Altamiro Borges é jornalista, membro do Comitê Central do PcdoB, editor da revista Debate Sindical e autor do livro “As encruzilhadas do sindicalismo” (Editora Anita Garibaldi, segunda edição).

4. Mário Maestri escreve artigo sobre a Racialização do Brasil. Do site da revista Novae

A Racialização do Brasil
Mário Maestri*

A apresentação do Brasil como sociedade regida desde as origens pelas oposições raciais e não sociais exige violentação grosseira dos dados históricos, econômicos, demográficos, etc. A racialização da sociedade brasileira é operação ideológica arbitrária de profundas conseqüências sociais e políticos.

A própria ordem escravista foi regida por determinações sociais, ainda que a descriminação racial tenha desempenhado importante papel, parindo racismo anti-negro que se mantém mais de cem anos após 1888. Após a escravidão inicial de nativos, africanos e afro-descendentes constituíram essencialmente o braço feitorizado. Então, brancos e negros defrontaram-se em oposição, explícita ou implícita, apesar das reconstruções historiográficas sobre escravidão regida pela colaboração e concordância entre escravizadores e escravizados.

Durante o longo e doloroso período escravista, branco e negro foram sobretudo categorias sociais. Na escravidão, o branco era o proprietário escravizador e o negro o produtor escravizado. Mesmo se o branco possuísse eventualmente uma mais forte afro-descendência do que seu negro. No Brasil, ainda que minoritariamente, o escravista podia ser um africano ou um afro-descendente que se comportava com seu negro como qualquer outro branco.

Raça e classe

O que não quer dizer que a cor da pele não fosse determinante. Os cativos claros eram ocupados privilegiadamente nos mais leves trabalhos domésticos e não raro alcançavam mais facilmente a difícil alforria. Porém, podiam também ser açoitados preventivamente para que as marcas de castigo impedissem que desaparecessem facilmente entre a população livre mestiça.

Apesar de esforços historiográficos revisionistas, jamais houve solidariedade racial sólida por sobre as determinações de classe. Feitores e capitães-do-mato eram comumente africanos ou afro-descendentes. Os Terços dos Henriques, de oficiais, sub-oficiais e soldados negros, reprimiam quilombolas. A discriminação do cativo por negros e mulatos livres e pobres consolidou a escravidão.

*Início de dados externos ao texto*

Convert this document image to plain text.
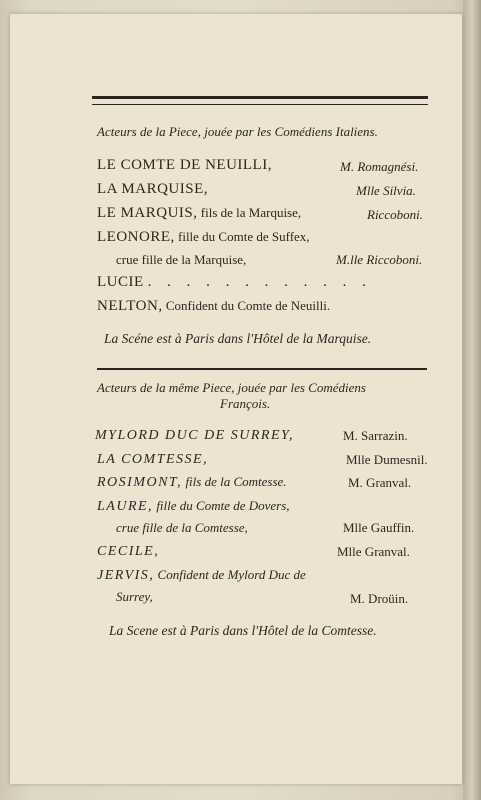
Acteurs de la Piece, jouée par les Comédiens Italiens.
LE COMTE DE NEUILLI,	M. Romagnési.
LA MARQUISE,	Mlle Silvia.
LE MARQUIS, fils de la Marquise,	Riccoboni.
LEONORE, fille du Comte de Suffex,
crue fille de la Marquise,	M.lle Riccoboni.
LUCIE . . . . . . . . . . . .
NELTON, Confident du Comte de Neuilli.
La Scéne est à Paris dans l'Hôtel de la Marquise.
Acteurs de la même Piece, jouée par les Comédiens
François.
MYLORD DUC DE SURREY,	M. Sarrazin.
LA COMTESSE,	Mlle Dumesnil.
ROSIMONT, fils de la Comtesse.	M. Granval.
LAURE, fille du Comte de Dovers,
crue fille de la Comtesse,	Mlle Gauffin.
CECILE,	Mlle Granval.
JERVIS, Confident de Mylord Duc de
Surrey,	M. Droüin.
La Scene est à Paris dans l'Hôtel de la Comtesse.
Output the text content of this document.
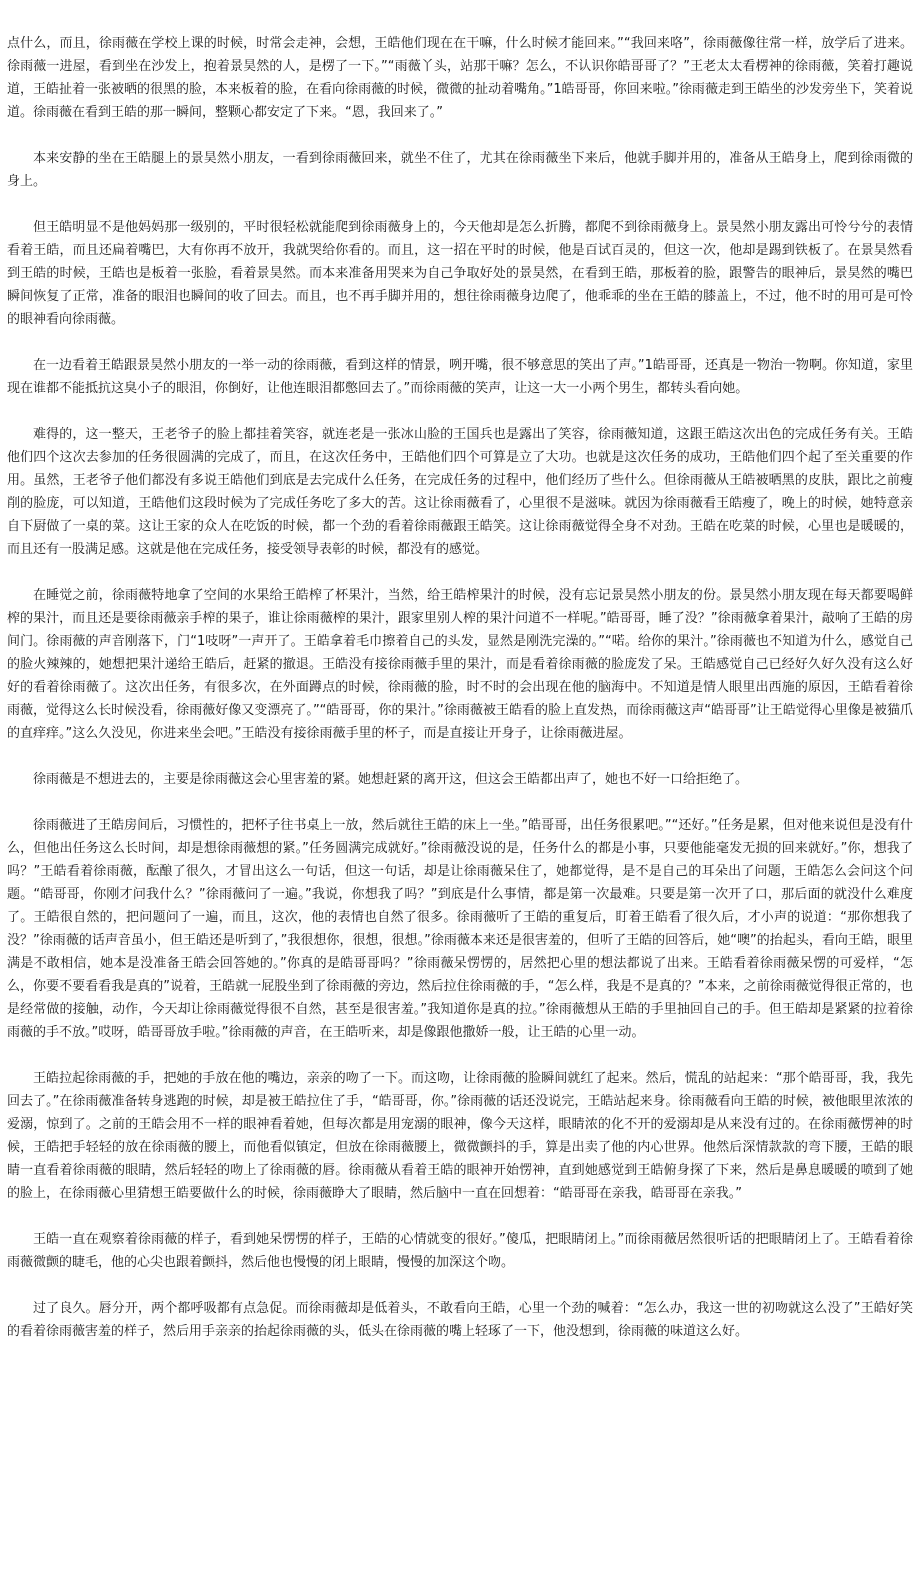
点什么，而且，徐雨薇在学校上课的时候，时常会走神，会想，王皓他们现在在干嘛，什么时候才能回来。”“我回来咯”，徐雨薇像往常一样，放学后了进来。徐雨薇一进屋，看到坐在沙发上，抱着景昊然的人，是楞了一下。”“雨薇丫头，站那干嘛？怎么，不认识你皓哥哥了？”王老太太看楞神的徐雨薇，笑着打趣说道，王皓扯着一张被晒的很黑的脸，本来板着的脸，在看向徐雨薇的时候，微微的扯动着嘴角。”1皓哥哥，你回来啦。”徐雨薇走到王皓坐的沙发旁坐下，笑着说道。徐雨薇在看到王皓的那一瞬间，整颗心都安定了下来。“恩，我回来了。”

本来安静的坐在王皓腿上的景昊然小朋友，一看到徐雨薇回来，就坐不住了，尤其在徐雨薇坐下来后，他就手脚并用的，准备从王皓身上，爬到徐雨微的身上。

但王皓明显不是他妈妈那一级别的，平时很轻松就能爬到徐雨薇身上的，今天他却是怎么折腾，都爬不到徐雨薇身上。景昊然小朋友露出可怜兮兮的表情看着王皓，而且还扁着嘴巴，大有你再不放开，我就哭给你看的。而且，这一招在平时的时候，他是百试百灵的，但这一次，他却是踢到铁板了。在景昊然看到王皓的时候，王皓也是板着一张脸，看着景昊然。而本来准备用哭来为自己争取好处的景昊然，在看到王皓，那板着的脸，跟警告的眼神后，景昊然的嘴巴瞬间恢复了正常，准备的眼泪也瞬间的收了回去。而且，也不再手脚并用的，想往徐雨薇身边爬了，他乖乖的坐在王皓的膝盖上，不过，他不时的用可是可怜的眼神看向徐雨薇。

在一边看着王皓跟景昊然小朋友的一举一动的徐雨薇，看到这样的情景，咧开嘴，很不够意思的笑出了声。”1皓哥哥，还真是一物治一物啊。你知道，家里现在谁都不能抵抗这臭小子的眼泪，你倒好，让他连眼泪都憋回去了。”而徐雨薇的笑声，让这一大一小两个男生，都转头看向她。

难得的，这一整天，王老爷子的脸上都挂着笑容，就连老是一张冰山脸的王国兵也是露出了笑容，徐雨薇知道，这跟王皓这次出色的完成任务有关。王皓他们四个这次去参加的任务很圆满的完成了，而且，在这次任务中，王皓他们四个可算是立了大功。也就是这次任务的成功，王皓他们四个起了至关重要的作用。虽然，王老爷子他们都没有多说王皓他们到底是去完成什么任务，在完成任务的过程中，他们经历了些什么。但徐雨薇从王皓被晒黑的皮肤，跟比之前瘦削的脸庞，可以知道，王皓他们这段时候为了完成任务吃了多大的苦。这让徐雨薇看了，心里很不是滋味。就因为徐雨薇看王皓瘦了，晚上的时候，她特意亲自下厨做了一桌的菜。这让王家的众人在吃饭的时候，都一个劲的看着徐雨薇跟王皓笑。这让徐雨薇觉得全身不对劲。王皓在吃菜的时候，心里也是暖暖的，而且还有一股满足感。这就是他在完成任务，接受领导表彰的时候，都没有的感觉。

在睡觉之前，徐雨薇特地拿了空间的水果给王皓榨了杯果汁，当然，给王皓榨果汁的时候，没有忘记景昊然小朋友的份。景昊然小朋友现在每天都要喝鲜榨的果汁，而且还是要徐雨薇亲手榨的果子，谁让徐雨薇榨的果汁，跟家里别人榨的果汁问道不一样呢。”皓哥哥，睡了没？”徐雨薇拿着果汁，敲响了王皓的房间门。徐雨薇的声音刚落下，门“1吱呀”一声开了。王皓拿着毛巾擦着自己的头发，显然是刚洗完澡的。”“喏。给你的果汁。”徐雨薇也不知道为什么，感觉自己的脸火辣辣的，她想把果汁递给王皓后，赶紧的撤退。王皓没有接徐雨薇手里的果汁，而是看着徐雨薇的脸庞发了呆。王皓感觉自己已经好久好久没有这么好好的看着徐雨薇了。这次出任务，有很多次，在外面蹲点的时候，徐雨薇的脸，时不时的会出现在他的脑海中。不知道是情人眼里出西施的原因，王皓看着徐雨薇，觉得这么长时候没看，徐雨薇好像又变漂亮了。”“皓哥哥，你的果汁。”徐雨薇被王皓看的脸上直发热，而徐雨薇这声“皓哥哥”让王皓觉得心里像是被猫爪的直痒痒。”这么久没见，你进来坐会吧。”王皓没有接徐雨薇手里的杯子，而是直接让开身子，让徐雨薇进屋。

徐雨薇是不想进去的，主要是徐雨薇这会心里害羞的紧。她想赶紧的离开这，但这会王皓都出声了，她也不好一口给拒绝了。

徐雨薇进了王皓房间后，习惯性的，把杯子往书桌上一放，然后就往王皓的床上一坐。”皓哥哥，出任务很累吧。”“还好。”任务是累，但对他来说但是没有什么，但他出任务这么长时间，却是想徐雨薇想的紧。”任务圆满完成就好。”徐雨薇没说的是，任务什么的都是小事，只要他能毫发无损的回来就好。”你，想我了吗？”王皓看着徐雨薇，酝酿了很久，才冒出这么一句话，但这一句话，却是让徐雨薇呆住了，她都觉得，是不是自己的耳朵出了问题，王皓怎么会问这个问题。“皓哥哥，你刚才问我什么？”徐雨薇问了一遍。”我说，你想我了吗？”到底是什么事情，都是第一次最难。只要是第一次开了口，那后面的就没什么难度了。王皓很自然的，把问题问了一遍，而且，这次，他的表情也自然了很多。徐雨薇听了王皓的重复后，盯着王皓看了很久后，才小声的说道：“那你想我了没？”徐雨薇的话声音虽小，但王皓还是听到了，”我很想你，很想，很想。”徐雨薇本来还是很害羞的，但听了王皓的回答后，她“噢”的抬起头，看向王皓，眼里满是不敢相信，她本是没准备王皓会回答她的。”你真的是皓哥哥吗？”徐雨薇呆愣愣的，居然把心里的想法都说了出来。王皓看着徐雨薇呆愣的可爱样，“怎么，你要不要看看我是真的”说着，王皓就一屁股坐到了徐雨薇的旁边，然后拉住徐雨薇的手，“怎么样，我是不是真的？”本来，之前徐雨薇觉得很正常的，也是经常做的接触，动作，今天却让徐雨薇觉得很不自然，甚至是很害羞。”我知道你是真的拉。”徐雨薇想从王皓的手里抽回自己的手。但王皓却是紧紧的拉着徐雨薇的手不放。”哎呀，皓哥哥放手啦。”徐雨薇的声音，在王皓听来，却是像跟他撒娇一般，让王皓的心里一动。

王皓拉起徐雨薇的手，把她的手放在他的嘴边，亲亲的吻了一下。而这吻，让徐雨薇的脸瞬间就红了起来。然后，慌乱的站起来：“那个皓哥哥，我，我先回去了。”在徐雨薇准备转身逃跑的时候，却是被王皓拉住了手，“皓哥哥，你。”徐雨薇的话还没说完，王皓站起来身。徐雨薇看向王皓的时候，被他眼里浓浓的爱溺，惊到了。之前的王皓会用不一样的眼神看着她，但每次都是用宠溺的眼神，像今天这样，眼睛浓的化不开的爱溺却是从来没有过的。在徐雨薇愣神的时候，王皓把手轻轻的放在徐雨薇的腰上，而他看似镇定，但放在徐雨薇腰上，微微颤抖的手，算是出卖了他的内心世界。他然后深情款款的弯下腰，王皓的眼睛一直看着徐雨薇的眼睛，然后轻轻的吻上了徐雨薇的唇。徐雨薇从看着王皓的眼神开始愣神，直到她感觉到王皓俯身探了下来，然后是鼻息暖暖的喷到了她的脸上，在徐雨薇心里猜想王皓要做什么的时候，徐雨薇睁大了眼睛，然后脑中一直在回想着：“皓哥哥在亲我，皓哥哥在亲我。”

王皓一直在观察着徐雨薇的样子，看到她呆愣愣的样子，王皓的心情就变的很好。”傻瓜，把眼睛闭上。”而徐雨薇居然很听话的把眼睛闭上了。王皓看着徐雨薇微颤的睫毛，他的心尖也跟着颤抖，然后他也慢慢的闭上眼睛，慢慢的加深这个吻。

过了良久。唇分开，两个都呼吸都有点急促。而徐雨薇却是低着头，不敢看向王皓，心里一个劲的喊着：“怎么办，我这一世的初吻就这么没了”王皓好笑的看着徐雨薇害羞的样子，然后用手亲亲的抬起徐雨薇的头，低头在徐雨薇的嘴上轻琢了一下，他没想到，徐雨薇的味道这么好。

As classes dominantes jamais trataram com deferência a escassa população branca que, denominada de chusma, vulgo, ralé, vegetou na miséria. Brancos pobres, mesmo vivendo à margem das vexações do cativeiro, conheceram condições de alimentação, vestuário, etc. inferiores às dos limitados segmentos superiores das classes escravizadas. Não raro, os brancos pobres amalgamaram-se social e racialmente à população livre de origem nativa e africana, enquanto africanos e afro-descendentes ricos se dissolveram entre os euro-descendentes, em restabelecimento permanente da correlação tendencial entre classe social e raça. O que não significa que negros não fossem penalizados e brancos privilegiados quanto à escassa mobilidade social da sociedade de classes do Brasil.

Brancos e negros explorados

A redução do Brasil a mundo de brancos ricos e privilegiados e negros pobres e discriminados exige igualmente a reconstrução arbitrária da história dos europeus imigrados, apresentada como categoria social mimada pelas classes dominantes. A imensa maioria dos imigrados chegou ao Brasil após a Lei de Terras [1850], sendo obrigada a pagar ao governo e a privados por terra nua desprovida de valor.

A economia colonial-camponesa apoiou-se no trabalhado familiar, não explorou ninguém e foi duramente explorada, sobretudo pelo capital comercial. A proposta do colono enriquecido no trabalho colonial é apologia classista e racista. A família colonial-camponesa trabalhou duramente sobretudo para manter-se.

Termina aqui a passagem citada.